Drei Ziffern, drei Zwecke. Die Sprechstunde läuft über die 35151, je vollendete 25 Minuten, höchstens sechsmal im Krankheitsfall; im Rahmen einer Kinder- und Jugendlichenpsychotherapie sowie bei Versicherten mit einer Intelligenzstörung höchstens zehnmal. Die Akutbehandlung läuft über die 35152, ebenfalls je 25 Minuten, höchstens 24-mal; in diesen beiden besonderen Fällen höchstens 30-mal. In derselben Sitzung dürfen die drei Leistungen nicht nebeneinander abgerechnet werden. Am selben Behandlungstag ist eine Kombination bei klar getrennten Kontakten möglich; dann sind die Uhrzeiten anzugeben.

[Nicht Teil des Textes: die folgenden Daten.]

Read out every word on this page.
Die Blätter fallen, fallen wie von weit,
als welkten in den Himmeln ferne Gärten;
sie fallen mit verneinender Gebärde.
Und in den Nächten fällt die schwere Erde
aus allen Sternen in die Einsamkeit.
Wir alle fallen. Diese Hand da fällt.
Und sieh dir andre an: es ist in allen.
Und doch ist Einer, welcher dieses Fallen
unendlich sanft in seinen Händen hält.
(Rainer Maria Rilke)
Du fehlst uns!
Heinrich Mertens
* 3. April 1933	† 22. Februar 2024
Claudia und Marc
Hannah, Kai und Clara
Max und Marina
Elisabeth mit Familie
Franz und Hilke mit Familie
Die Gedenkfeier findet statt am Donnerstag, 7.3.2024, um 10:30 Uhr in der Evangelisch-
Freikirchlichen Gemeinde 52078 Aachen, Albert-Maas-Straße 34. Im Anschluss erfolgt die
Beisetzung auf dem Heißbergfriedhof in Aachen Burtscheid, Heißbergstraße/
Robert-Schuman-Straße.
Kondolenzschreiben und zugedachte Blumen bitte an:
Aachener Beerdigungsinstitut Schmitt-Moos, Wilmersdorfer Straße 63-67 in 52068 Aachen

Was die beiden derzeit wert sind, ist offen, und das steht auf keiner Ratgeberseite. Der Erweiterte Bewertungsausschuss senkte sie zum 1. April 2026 von 472 auf 451 Punkte ab, das wären 57,46 statt 60,13 Euro. Am 9. Juli 2026 hat das Landessozialgericht Berlin-Brandenburg die sofortige Vollziehung dieses Beschlusses ausgesetzt, Aktenzeichen L 7 KA 11/26 KL ER. Von der Absenkung darf seitdem kein Gebrauch gemacht werden, solange nicht rechtskräftig entschieden ist; die Honorarbescheide ab dem zweiten Quartal 2026 ergehen dafür unter Rückforderungsvorbehalt. Die Probatorik stand in dem Beschluss ohnehin nicht: die 90,33 Euro der 35150 sind davon unberührt.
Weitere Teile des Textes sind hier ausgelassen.